Una mano enguantada le tocó el hombro. Maggie se sobresaltó y sofocó el impulso de meterla bajo la chaqueta para sacar el arma.
–Lo siento, agente O’Dell. No quería asustarla –el director adjunto Cunningham dejó la mano sobre su hombro y mantuvo los ojos fijos al frente.
Maggie pensó que era el único que no se había sumado al grupo que rodeaba la tumba recién excavada, el negro agujero en la tierra que pronto acogería el cuerpo del agente especial Richard Delaney. ¿Por qué había sido Delaney tan temerario, tan estúpido?
Como si le leyera el pensamiento, Cunningham dijo:
–Era un buen hombre. Y un excelente negociador. Maggie deseó preguntarle por qué, si así era, estaba allí, y no en casa, con su mujer y sus hijas, preparándose para pasar la tarde del sábado viendo el fútbol con sus amigos. Pero susurró:
–Era el mejor.
Cunningham se rebulló a su lado y hundió las manos en los bolsillos de la gabardina. Maggie se dio cuenta de que, pese a que jamás la avergonzaría ofreciéndole su chaqueta, su jefe procuraba protegerla del viento.
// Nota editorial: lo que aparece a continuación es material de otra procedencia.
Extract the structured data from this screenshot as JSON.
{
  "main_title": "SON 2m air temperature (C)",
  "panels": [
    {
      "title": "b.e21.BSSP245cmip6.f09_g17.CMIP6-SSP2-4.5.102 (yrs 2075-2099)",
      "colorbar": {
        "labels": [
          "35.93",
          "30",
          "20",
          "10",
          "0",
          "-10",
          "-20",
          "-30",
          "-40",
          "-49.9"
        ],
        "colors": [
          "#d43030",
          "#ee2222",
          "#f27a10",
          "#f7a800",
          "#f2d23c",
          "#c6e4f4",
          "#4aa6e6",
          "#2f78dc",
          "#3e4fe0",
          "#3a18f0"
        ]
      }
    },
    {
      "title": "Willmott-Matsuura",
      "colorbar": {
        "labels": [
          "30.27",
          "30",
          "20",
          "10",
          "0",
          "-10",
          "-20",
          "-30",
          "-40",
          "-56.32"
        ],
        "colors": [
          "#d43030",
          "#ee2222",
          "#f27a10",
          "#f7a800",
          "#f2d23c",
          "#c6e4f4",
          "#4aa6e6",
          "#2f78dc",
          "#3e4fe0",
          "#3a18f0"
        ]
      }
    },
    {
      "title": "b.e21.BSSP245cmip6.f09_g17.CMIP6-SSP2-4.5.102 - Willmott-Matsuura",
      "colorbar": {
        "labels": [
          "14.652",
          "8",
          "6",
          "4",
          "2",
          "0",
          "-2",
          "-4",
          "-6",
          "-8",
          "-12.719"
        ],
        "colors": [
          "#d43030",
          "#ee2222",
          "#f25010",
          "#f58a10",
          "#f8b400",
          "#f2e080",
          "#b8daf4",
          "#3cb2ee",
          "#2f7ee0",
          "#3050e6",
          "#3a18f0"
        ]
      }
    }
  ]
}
Pero no había ido a buscarla sólo para servirle de parapeto. Maggie notaba que algo le rondaba por la cabeza. Tras casi diez años, reconocía aquellos labios fruncidos, el ceño en la frente, el nerviosismo con que cambiaba el peso del cuerpo de un pie a otro, los sutiles pero reveladores indicios que delataban a un hombre que, por lo general, ejemplificaba el término profesional.
Maggie aguardó, sorprendida porque también Cunningham pareciera estar esperando el momento apropiado.
–¿Se sabe algo más sobre esos chicos? ¿A qué grupo pertenecían? –intentó sonsacarle manteniendo la voz baja, a pesar de que estaban tan apartados que el viento impedía que los demás los oyeran.
–Aún no. No eran más que chiquillos. Chiquillos con armas y munición suficientes para conquistar un país pequeño. Pero está claro que hay alguien detrás de esto. Algún fanático al que no le importa sacrificar a los suyos. Pronto lo averiguaremos. Tal vez cuando descubramos a quién pertenece esa cabaña –se subió el puente de las gafas y al instante volvió a guardarse la mano en el bolsillo–. Le debo una disculpa, agente O’Dell.
Había llegado el momento. Y, sin embargo, Cunningham titubeó. Su incomodidad sorprendió a Maggie y al mismo tiempo la inquietó. Le recordaba el nudo que sentía en el estómago y el dolor que oprimía su pecho. No quería hablar de eso, no quería recordarlo. Quería pensar en otra cosa, en cualquier cosa que no fuera Delaney cayendo al suelo. Con escaso esfuerzo oía aún el siseo de sus sesos y veía los fragmentos de su cráneo en la bolsa de plástico.
–No tiene por qué disculparse, señor. Usted no lo sabía –dijo por fin, pero la pausa duró demasiado.
Cunningham seguía mirando al frente.
–Debí comprobarlo antes de enviarla –dijo en voz baja–. Sé lo difícil que habrá sido para usted.
Maggie levantó la mirada hacia él. El semblante de su jefe seguía siendo tan estoico como siempre, pero había un atisbo de emoción en la comisura de su boca. Maggie siguió su mirada hasta los soldados que habían entrado en formación en el cementerio y aguardaban en formación.
«Dios mío. Aquí llega».
Sus rodillas se aflojaron. Al instante se apoderó de ella un sudor frío. Quería escapar, y de pronto deseaba que Cunningham no estuviera a su lado. Él, sin embargo, no parecía notar su desasosiego. Permanecía absorto mientras los rifles chasqueaban al montarse.